What could change if we don't add growth projects at the profile? The once profile could change, where we’re currently looking at saying, we believe we could comfortably be between -- say, between 60,000 and 70,000 or 75,000 ounces for another 10 years.

After that we might do when you rely purely on the characterizing arisings and raw material that could taper down maybe 10,000 ounces or so. That's still a profitable life based on our current pricing and cost assumptions.

So we believe there’s adequate life. But I think more importantly, and we have seen it during our initial growth profile, this was a couple of years is that being the size company that we are, we -- our fixed cost base is -- well, as I said, we have our fixed costs covered and but we have a potential with our current base to manage more, and to unlock more potential.

And if you add more ounces, and you can grow that ounce profile, your unit costs can be lowered and becomes more attractive. So we certainly are looking into adding more growth projects.

And I think the previous two questions, and what I said in the presentation covered that as well that we are aggressively looking at opportunities. I believe there are some attractive opportunities available and I believe that we are ideally uniquely suited to add value in such a synergistic relationship.

And to that, we would be able to grow the company going forward. So, yes, with this, I thank you for the questions.

Unidentified Company Representative

Jaco, thank you very much indeed. And thank you to everybody who submitted those questions.

Jaco look, I'm going to redirect investors to provide you some feedback. So they can give you their thoughts and expectations.

But perhaps before doing so, if I could just ask you for a few closing comments.

Jaco Prinsloo

Thanks, Mark. Look, I think as I started and said earlier, it's been a difficult year for us particularly still dealing with COVID and then more on a emotional and impact on the people rather than physical production related.

And for host mines being down, it was -- it presented challenges to us. But I'm extremely proud of how our team came together and overcame those challenges to produce a solid set of results.

And I'm also extremely proud and very positive about the fact that we are able to again declare solid dividend and have solid growth in our dividend, in our annual dividends over the past few years. And it’s very quick to point out because sellers and investors must not expect that you're going to double it every year.

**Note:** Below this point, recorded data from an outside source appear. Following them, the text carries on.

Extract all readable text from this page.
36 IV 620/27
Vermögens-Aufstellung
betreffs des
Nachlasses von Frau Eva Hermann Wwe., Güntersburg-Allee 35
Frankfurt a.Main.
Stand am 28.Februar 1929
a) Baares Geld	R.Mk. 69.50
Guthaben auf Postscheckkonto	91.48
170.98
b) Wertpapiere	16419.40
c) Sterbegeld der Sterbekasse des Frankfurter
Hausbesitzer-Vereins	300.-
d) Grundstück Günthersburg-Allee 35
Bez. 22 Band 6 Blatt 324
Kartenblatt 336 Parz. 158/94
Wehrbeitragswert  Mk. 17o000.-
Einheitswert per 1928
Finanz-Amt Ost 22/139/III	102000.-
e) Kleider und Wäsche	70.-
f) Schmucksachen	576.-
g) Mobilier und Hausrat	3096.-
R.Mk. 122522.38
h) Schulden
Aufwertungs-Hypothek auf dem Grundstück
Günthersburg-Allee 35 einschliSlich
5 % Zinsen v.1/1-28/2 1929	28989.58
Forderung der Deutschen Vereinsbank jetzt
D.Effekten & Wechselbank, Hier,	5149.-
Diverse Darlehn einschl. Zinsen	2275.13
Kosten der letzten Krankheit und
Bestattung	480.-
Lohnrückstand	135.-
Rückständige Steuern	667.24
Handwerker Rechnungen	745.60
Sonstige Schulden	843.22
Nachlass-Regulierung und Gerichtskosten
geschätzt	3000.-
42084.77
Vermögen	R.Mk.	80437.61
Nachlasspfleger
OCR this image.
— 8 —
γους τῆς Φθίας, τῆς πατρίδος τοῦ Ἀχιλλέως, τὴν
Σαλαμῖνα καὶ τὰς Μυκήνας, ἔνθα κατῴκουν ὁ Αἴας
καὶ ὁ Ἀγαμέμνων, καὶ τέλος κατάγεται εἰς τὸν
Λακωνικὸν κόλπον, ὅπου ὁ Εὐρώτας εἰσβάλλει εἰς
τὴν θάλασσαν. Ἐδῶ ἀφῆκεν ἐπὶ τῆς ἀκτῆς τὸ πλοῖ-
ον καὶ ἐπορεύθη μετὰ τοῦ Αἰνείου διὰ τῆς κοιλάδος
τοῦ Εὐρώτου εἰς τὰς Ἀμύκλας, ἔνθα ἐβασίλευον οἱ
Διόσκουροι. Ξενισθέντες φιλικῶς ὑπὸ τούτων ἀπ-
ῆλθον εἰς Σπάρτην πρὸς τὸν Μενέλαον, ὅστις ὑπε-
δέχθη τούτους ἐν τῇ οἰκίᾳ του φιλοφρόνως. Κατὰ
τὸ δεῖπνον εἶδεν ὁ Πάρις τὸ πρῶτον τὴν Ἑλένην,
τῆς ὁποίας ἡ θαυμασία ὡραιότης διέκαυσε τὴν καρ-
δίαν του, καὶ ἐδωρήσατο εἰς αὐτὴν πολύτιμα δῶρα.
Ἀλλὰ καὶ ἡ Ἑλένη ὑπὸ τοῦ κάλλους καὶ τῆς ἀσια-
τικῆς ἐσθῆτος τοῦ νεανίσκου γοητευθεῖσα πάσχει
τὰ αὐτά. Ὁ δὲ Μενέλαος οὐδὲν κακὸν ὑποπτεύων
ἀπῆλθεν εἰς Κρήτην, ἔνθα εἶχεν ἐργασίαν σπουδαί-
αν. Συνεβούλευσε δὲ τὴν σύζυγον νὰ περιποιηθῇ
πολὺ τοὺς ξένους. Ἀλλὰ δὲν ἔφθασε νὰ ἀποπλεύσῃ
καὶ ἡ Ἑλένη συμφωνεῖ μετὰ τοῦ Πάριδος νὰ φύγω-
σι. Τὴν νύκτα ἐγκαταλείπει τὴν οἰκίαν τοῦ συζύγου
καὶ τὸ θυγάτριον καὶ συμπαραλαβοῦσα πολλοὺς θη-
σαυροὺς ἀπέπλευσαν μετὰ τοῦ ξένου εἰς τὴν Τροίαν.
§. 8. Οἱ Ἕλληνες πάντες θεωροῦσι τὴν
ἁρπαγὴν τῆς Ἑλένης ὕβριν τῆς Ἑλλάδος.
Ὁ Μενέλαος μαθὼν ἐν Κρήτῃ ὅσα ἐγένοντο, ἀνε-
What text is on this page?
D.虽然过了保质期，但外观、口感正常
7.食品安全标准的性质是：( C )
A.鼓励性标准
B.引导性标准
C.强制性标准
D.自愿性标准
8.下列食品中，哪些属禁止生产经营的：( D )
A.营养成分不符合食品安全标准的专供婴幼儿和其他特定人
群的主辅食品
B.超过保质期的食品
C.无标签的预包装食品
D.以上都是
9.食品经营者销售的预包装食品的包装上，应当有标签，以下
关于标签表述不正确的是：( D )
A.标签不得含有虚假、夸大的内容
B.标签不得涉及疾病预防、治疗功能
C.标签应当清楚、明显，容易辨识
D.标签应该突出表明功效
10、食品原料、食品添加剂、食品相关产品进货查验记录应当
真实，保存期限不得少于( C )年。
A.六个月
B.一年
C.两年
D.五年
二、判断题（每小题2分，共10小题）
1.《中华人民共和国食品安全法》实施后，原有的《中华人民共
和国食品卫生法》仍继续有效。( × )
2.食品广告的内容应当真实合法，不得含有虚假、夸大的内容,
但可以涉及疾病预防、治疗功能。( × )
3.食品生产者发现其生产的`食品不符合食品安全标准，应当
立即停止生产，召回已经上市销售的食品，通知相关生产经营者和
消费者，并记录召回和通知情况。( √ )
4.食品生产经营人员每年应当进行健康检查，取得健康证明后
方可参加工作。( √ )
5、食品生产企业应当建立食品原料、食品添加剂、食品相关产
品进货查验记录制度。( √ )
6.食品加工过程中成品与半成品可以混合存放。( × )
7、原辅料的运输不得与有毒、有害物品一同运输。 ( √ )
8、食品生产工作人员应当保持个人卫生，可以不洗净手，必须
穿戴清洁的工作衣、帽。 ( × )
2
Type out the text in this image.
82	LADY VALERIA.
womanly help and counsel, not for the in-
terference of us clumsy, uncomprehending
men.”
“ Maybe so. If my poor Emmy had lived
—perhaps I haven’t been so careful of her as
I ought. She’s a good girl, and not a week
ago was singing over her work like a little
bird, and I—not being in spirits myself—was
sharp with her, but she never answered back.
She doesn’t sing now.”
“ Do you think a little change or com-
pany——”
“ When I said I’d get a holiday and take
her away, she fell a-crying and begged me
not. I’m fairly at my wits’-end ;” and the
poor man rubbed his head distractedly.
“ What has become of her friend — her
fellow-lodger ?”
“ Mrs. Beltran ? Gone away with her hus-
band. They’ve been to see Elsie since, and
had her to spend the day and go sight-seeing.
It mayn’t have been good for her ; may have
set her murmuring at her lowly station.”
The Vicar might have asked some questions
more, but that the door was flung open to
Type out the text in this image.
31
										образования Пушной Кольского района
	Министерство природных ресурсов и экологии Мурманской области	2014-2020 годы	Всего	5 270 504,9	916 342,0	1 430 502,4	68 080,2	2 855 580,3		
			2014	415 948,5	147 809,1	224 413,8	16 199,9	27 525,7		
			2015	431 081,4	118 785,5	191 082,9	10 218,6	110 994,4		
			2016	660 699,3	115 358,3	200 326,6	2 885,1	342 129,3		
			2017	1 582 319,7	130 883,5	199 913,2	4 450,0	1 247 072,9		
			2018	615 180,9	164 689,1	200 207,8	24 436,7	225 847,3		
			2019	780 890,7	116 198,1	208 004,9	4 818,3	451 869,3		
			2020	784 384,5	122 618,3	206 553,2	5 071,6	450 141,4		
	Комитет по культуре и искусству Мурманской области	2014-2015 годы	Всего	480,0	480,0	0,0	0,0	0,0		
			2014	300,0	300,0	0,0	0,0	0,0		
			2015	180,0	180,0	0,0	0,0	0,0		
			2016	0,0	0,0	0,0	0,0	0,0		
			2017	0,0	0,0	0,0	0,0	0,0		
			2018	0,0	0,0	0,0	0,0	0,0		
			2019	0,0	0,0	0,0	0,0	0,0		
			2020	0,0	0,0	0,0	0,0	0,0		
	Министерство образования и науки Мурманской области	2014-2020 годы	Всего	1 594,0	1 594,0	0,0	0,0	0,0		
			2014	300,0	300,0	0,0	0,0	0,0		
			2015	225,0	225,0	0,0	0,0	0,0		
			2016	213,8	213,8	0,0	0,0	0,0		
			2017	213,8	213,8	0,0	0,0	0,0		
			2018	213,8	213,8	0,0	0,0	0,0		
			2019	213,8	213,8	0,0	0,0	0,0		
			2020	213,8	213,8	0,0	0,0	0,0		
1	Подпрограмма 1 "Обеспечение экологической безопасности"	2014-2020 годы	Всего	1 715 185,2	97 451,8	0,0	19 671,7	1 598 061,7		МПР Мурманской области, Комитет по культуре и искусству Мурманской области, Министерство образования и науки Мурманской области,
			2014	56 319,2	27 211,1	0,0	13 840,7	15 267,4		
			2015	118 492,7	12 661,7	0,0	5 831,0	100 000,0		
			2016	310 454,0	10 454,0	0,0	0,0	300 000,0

And I think, we -- certainly, I would love to do that but I think what we said is we want to be a stable and consistent dividend payer. And, we want to return value to shareholders.

And I think, what we've been doing over the years and what we continue to do -- what we aim to continue to do should be able to put us in that position. So thanks again, for all the support.

It's not always easy. I think everybody else says, I know dears how the company should be run.

But hopefully we're doing it the best we can and in a way that returns value to not just our stakeholders here on the mines but also to our shareholders on the call. Thank you very much.

Unidentified Company Representative

Yes. Jaco, Lewanne, thank you very much indeed for updating investors once again.

Can I please ask investors not to close this session as you will now be automatically redirected in order that to provide your feedback and all the management team can better understand your views and expectations. This will only take a few moments to complete but I'm sure will be greatly valued by the company.

On behalf of the management team of Sylvania Platinum, I would like to thank you for attending today's presentation. That now concludes today's session.